The first week of the tenure of Crown Resorts’ new boss, Ciarán Carruthers, saw the chief executive officer make an announcement that the Australian gambling giant will cut its involvement with notorious junket operators.
According to Mr Carruthers, the “old junket model” that the company used will no longer be. The operator’s new CEO shared that he wants to see Crown Resorts attract tourists from all over the globe, rather than focusing mostly on affluent Chinese high-roller customers. Carruthers, who previously served as the CEO for Wynn Macau for five years, confirmed the “no-junket” position of the Australian gambling giant in an interview with The Age, saying that it was time for the company’s business to start a new era.

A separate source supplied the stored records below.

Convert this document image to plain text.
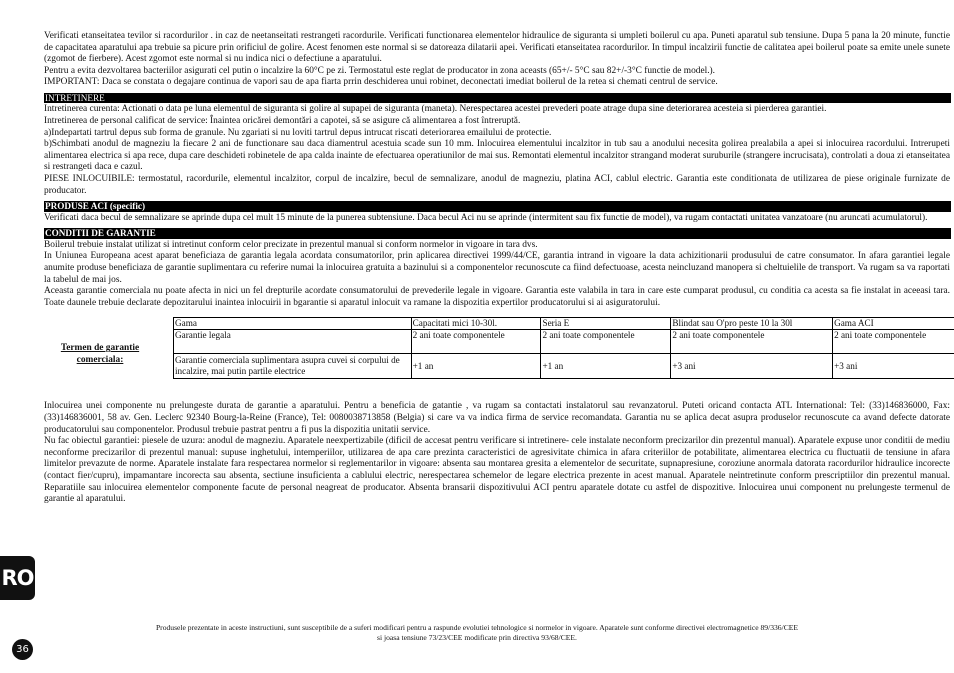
Verificati etanseitatea tevilor si racordurilor . in caz de neetanseitati restrangeti racordurile. Verificati functionarea elementelor hidraulice de siguranta si umpleti boilerul cu apa. Puneti aparatul sub tensiune. Dupa 5 pana la 20 minute, functie de capacitatea aparatului apa trebuie sa picure prin orificiul de golire. Acest fenomen este normal si se datoreaza dilatarii apei. Verificati etanseitatea racordurilor. In timpul incalzirii functie de calitatea apei boilerul poate sa emite unele sunete (zgomot de fierbere). Acest zgomot este normal si nu indica nici o defectiune a aparatului.

Pentru a evita dezvoltarea bacteriilor asigurati cel putin o incalzire la 60°C pe zi. Termostatul este reglat de producator in zona aceasts (65+/- 5°C sau 82+/-3°C functie de model.).

IMPORTANT: Daca se constata o degajare continua de vapori sau de apa fiarta prrin deschiderea unui robinet, deconectati imediat boilerul de la retea si chemati centrul de service.

INTRETINERE

Intretinerea curenta: Actionati o data pe luna elementul de siguranta si golire al supapei de siguranta (maneta). Nerespectarea acestei prevederi poate atrage dupa sine deteriorarea acesteia si pierderea garantiei.

Intretinerea de personal calificat de service: Înaintea oricărei demontări a capotei, să se asigure că alimentarea a fost întreruptă.

a)Indepartati tartrul depus sub forma de granule. Nu zgariati si nu loviti tartrul depus intrucat riscati deteriorarea emailului de protectie.

b)Schimbati anodul de magneziu la fiecare 2 ani de functionare sau daca diamentrul acestuia scade sun 10 mm. Inlocuirea elementului incalzitor in tub sau a anodului necesita golirea prealabila a apei si inlocuirea racordului. Intrerupeti alimentarea electrica si apa rece, dupa care deschideti robinetele de apa calda inainte de efectuarea operatiunilor de mai sus. Remontati elementul incalzitor strangand moderat suruburile (strangere incrucisata), controlati a doua zi etanseitatea si restrangeti daca e cazul.

PIESE INLOCUIBILE: termostatul, racordurile, elementul incalzitor, corpul de incalzire, becul de semnalizare, anodul de magneziu, platina ACI, cablul electric. Garantia este conditionata de utilizarea de piese originale furnizate de producator.

PRODUSE ACI (specific)

Verificati daca becul de semnalizare se aprinde dupa cel mult 15 minute de la punerea subtensiune. Daca becul Aci nu se aprinde (intermitent sau fix functie de model), va rugam contactati unitatea vanzatoare (nu aruncati acumulatorul).

CONDITII DE GARANTIE

Boilerul trebuie instalat utilizat si intretinut conform celor precizate in prezentul manual si conform normelor in vigoare in tara dvs.

In Uniunea Europeana acest aparat beneficiaza de garantia legala acordata consumatorilor, prin aplicarea directivei 1999/44/CE, garantia intrand in vigoare la data achizitionarii produsului de catre consumator. In afara garantiei legale anumite produse beneficiaza de garantie suplimentara cu referire numai la inlocuirea gratuita a bazinului si a componentelor recunoscute ca fiind defectuoase, acesta neincluzand manopera si cheltuielile de transport. Va rugam sa va raportati la tabelul de mai jos.

Aceasta garantie comerciala nu poate afecta in nici un fel drepturile acordate consumatorului de prevederile legale in vigoare. Garantia este valabila in tara in care este cumparat produsul, cu conditia ca acesta sa fie instalat in aceeasi tara. Toate daunele trebuie declarate depozitarului inaintea inlocuirii in bgarantie si aparatul inlocuit va ramane la dispozitia expertilor producatorului si ai asiguratorului.

Termen de garantie comerciala:
Gama	Capacitati mici 10-30l.	Seria E	Blindat sau O'pro peste 10 la 30l	Gama ACI
Garantie legala	2 ani toate componentele	2 ani toate componentele	2 ani toate componentele	2 ani toate componentele
Garantie comerciala suplimentara asupra cuvei si corpului de incalzire, mai putin partile electrice	+1 an	+1 an	+3 ani	+3 ani

Inlocuirea unei componente nu prelungeste durata de garantie a aparatului. Pentru a beneficia de gatantie , va rugam sa contactati instalatorul sau revanzatorul. Puteti oricand contacta ATL International: Tel: (33)146836000, Fax: (33)146836001, 58 av. Gen. Leclerc 92340 Bourg-la-Reine (France), Tel: 0080038713858 (Belgia) si care va va indica firma de service recomandata. Garantia nu se aplica decat asupra produselor recunoscute ca avand defecte datorate producatorului sau componentelor. Produsul trebuie pastrat pentru a fi pus la dispozitia unitatii service.

Nu fac obiectul garantiei: piesele de uzura: anodul de magneziu. Aparatele neexpertizabile (dificil de accesat pentru verificare si intretinere- cele instalate neconform precizarilor din prezentul manual). Aparatele expuse unor conditii de mediu neconforme precizarilor di prezentul manual: supuse inghetului, intemperiilor, utilizarea de apa care prezinta caracteristici de agresivitate chimica in afara criteriilor de potabilitate, alimentarea electrica cu fluctuatii de tensiune in afara limitelor prevazute de norme. Aparatele instalate fara respectarea normelor si reglementarilor in vigoare: absenta sau montarea gresita a elementelor de securitate, supnapresiune, coroziune anormala datorata racordurilor hidraulice incorecte (contact fier/cupru), impamantare incorecta sau absenta, sectiune insuficienta a cablului electric, nerespectarea schemelor de legare electrica prezente in acest manual. Aparatele neintretinute conform prescriptiilor din prezentul manual. Reparatiile sau inlocuirea elementelor componente facute de personal neagreat de producator. Absenta bransarii dispozitivului ACI pentru aparatele dotate cu astfel de dispozitive. Inlocuirea unui component nu prelungeste termenul de garantie al aparatului.

Produsele prezentate in aceste instructiuni, sunt susceptibile de a suferi modificari pentru a raspunde evolutiei tehnologice si normelor in vigoare. Aparatele sunt conforme directivei electromagnetice 89/336/CEE
si joasa tensiune 73/23/CEE modificate prin directiva 93/68/CEE.
RO
36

The new boss of the casino company acknowledged that the operator still had a lot of “heavy lifting” to do before the management is able to fully focus on the transformation of Crown’s corporate culture and business activities.
The new Crown Resorts’ boss shared an opinion that the company had relied way too much on Chinese tourists in Australia, as such customers were somewhat of an easy target for some of the operator’s casino venues in the past. He, however, said that the company is done with its old junket model and would no longer be going down that path.
Apart from the company’s dependence on junkets, Mr Carruthers also commented on other issues linked to the further development of Crown Resorts. He believes that the company’s new business model should not rely so heavily on gambling operations, but on entertainment and accommodation services, as well.
Crown Resorts Slowly on the Way to Recovery After Strong Criticism and Investigations
As Casino Guardian reported, Crown Resorts had already agreed to cut its ties with notorious junket operators as part of an attempt to show local regulatory bodies that changes had been finally brought to its business model that was strongly criticised during Royal Commissions’ investigations. Despite that, the company still remains under increased scrutiny because of its previous foul practices, which included operational mismanagement, poor governing practices, crime infiltration, money laundering, creative accounting, etc.
The strict oversight continues, even though Crown Resorts was recently acquired by the US private equity giant Blackstone. Furthermore, the lack of internal integrity in Crown Resorts and similar transgressions of its main local competitor Star Entertainment resulted in the establishment of some new gaming regulatory bodies in Australia that are closely watching the two gambling giants in order to make sure both companies meet their promises and clean up their previous wrongdoings.
The fact that Crown Resorts has embarked on a new path, however, does not mean the company was out of the woods. Recently, the gambling giant saw itself in the middle of an incident involving the Australian rules football player Wayne Carey. A week ago, a bag of white powder fell from the AFL star’s pocket while he sat at a gaming table at a Crown Resorts casino.
Although the footballer claimed the powder was an anti-inflammatory drug, the gambling operator suspended him from all of its establishments, and the Hall of Famer revealed that he was considering suing the company. According to the head of the Western Australian Police, Crown Resorts had to confiscate the bag after the incident and contact the police. The gambling operator, however, did not follow the protocol, meaning that the investigation has no physical evidence to find out what was really in it.